Through this research tool I was able to find really excellent information on Dr. Hoopes. I learned that she was a bit of a socialite and was featured in several classifieds. She seemed to be all over the newspaper, and I couldn't help but think that it was because of her social status. It was also interesting to see the ways in which different mediums remembered her. In The Baltimore Sun she was portrayed as a social woman who was involved in many social organizations and was constantly attending dinner parties. She was portrayed as a wealthy upper- class woman. On the other hand, medical journals and books portray her as someone who was dedicated to dentistry and excelled in her field. Neither portrayal is wrong, it was just interesting to see that there was very little mention of her dental work in the newspapers.

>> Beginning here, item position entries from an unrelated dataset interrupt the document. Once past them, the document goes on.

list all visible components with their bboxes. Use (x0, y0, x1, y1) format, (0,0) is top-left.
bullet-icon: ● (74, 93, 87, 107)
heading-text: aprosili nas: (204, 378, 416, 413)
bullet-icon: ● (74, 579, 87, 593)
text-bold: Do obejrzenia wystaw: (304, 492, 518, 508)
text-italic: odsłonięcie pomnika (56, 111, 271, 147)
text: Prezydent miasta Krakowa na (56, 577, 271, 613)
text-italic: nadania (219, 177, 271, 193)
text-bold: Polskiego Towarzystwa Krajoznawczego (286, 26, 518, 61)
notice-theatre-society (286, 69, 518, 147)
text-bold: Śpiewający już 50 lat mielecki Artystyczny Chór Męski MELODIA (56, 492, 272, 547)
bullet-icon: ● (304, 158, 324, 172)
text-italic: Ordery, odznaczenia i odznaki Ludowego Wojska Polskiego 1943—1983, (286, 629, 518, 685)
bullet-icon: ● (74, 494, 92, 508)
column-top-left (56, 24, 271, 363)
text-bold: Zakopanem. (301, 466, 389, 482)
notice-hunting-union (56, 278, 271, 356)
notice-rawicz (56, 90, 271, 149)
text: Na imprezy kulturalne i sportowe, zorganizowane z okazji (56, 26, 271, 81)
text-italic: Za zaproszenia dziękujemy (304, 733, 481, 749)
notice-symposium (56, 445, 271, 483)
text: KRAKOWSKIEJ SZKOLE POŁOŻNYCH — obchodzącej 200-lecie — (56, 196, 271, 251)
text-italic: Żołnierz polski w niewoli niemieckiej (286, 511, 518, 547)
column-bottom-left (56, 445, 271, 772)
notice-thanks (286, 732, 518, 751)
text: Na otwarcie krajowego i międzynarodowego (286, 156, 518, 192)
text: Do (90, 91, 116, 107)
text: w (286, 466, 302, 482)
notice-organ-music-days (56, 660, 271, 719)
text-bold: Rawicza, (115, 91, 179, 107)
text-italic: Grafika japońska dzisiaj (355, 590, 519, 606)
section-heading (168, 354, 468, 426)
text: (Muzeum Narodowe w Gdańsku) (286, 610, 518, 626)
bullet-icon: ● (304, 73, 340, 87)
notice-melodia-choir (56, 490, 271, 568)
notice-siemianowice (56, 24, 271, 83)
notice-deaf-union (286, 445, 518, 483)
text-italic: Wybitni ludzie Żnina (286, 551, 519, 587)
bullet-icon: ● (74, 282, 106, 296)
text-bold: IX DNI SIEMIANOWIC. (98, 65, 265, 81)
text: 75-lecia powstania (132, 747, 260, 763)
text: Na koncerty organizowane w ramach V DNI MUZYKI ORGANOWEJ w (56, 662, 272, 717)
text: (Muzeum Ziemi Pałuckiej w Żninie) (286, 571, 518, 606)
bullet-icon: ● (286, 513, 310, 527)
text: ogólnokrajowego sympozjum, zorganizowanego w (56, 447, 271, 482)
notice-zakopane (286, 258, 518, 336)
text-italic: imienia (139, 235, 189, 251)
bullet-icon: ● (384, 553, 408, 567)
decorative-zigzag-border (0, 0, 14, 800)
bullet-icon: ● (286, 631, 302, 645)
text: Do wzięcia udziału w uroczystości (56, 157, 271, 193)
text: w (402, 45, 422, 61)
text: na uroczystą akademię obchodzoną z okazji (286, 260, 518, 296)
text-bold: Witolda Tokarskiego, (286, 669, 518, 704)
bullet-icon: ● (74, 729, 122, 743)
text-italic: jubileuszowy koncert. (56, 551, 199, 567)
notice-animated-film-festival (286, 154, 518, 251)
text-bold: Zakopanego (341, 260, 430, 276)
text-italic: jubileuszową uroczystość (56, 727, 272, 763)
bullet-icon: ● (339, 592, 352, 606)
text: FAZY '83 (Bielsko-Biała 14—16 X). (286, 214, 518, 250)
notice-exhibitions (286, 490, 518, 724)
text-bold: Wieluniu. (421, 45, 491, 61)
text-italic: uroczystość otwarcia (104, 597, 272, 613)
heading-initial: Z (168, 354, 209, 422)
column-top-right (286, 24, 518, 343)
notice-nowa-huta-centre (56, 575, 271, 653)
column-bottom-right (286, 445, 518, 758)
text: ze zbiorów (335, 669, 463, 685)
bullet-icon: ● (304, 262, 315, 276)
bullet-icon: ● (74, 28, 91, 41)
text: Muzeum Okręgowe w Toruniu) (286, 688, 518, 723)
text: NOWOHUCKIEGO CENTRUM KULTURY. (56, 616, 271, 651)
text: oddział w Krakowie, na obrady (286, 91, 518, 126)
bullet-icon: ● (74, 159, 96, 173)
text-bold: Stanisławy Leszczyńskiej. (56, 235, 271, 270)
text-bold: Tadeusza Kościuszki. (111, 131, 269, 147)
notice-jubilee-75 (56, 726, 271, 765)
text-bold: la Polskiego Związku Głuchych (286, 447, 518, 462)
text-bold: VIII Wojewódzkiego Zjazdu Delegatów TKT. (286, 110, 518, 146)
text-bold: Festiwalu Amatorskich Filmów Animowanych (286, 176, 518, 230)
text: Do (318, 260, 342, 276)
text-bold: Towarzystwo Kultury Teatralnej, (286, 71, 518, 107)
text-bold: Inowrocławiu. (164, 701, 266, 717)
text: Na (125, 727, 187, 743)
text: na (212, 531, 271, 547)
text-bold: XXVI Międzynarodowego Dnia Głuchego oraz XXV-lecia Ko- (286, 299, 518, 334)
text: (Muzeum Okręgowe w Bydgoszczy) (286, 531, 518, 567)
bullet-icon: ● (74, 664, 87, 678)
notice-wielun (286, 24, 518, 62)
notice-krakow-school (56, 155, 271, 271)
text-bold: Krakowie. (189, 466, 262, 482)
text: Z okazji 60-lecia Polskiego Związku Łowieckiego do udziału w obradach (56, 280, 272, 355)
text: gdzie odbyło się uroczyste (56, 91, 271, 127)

One of the most interesting roadblocks in my research was that I was unable to find any pictures of her. A wealthy social woman was bound to have her picture taken multiple times, but no pictures came up in my searches. I am hoping that with more research I will find one.

She is remembered as a social upper-class dentist who was greatly involved in activist groups in the community. There is very little mention of her participation in the suffrage movement, but it is easy to infer from her character why she would be involved in the movement. I found very little information on her involvement except for an article that said she attended a suffrage dinner party. Still, based on her history it is clear that she was an advocate for women.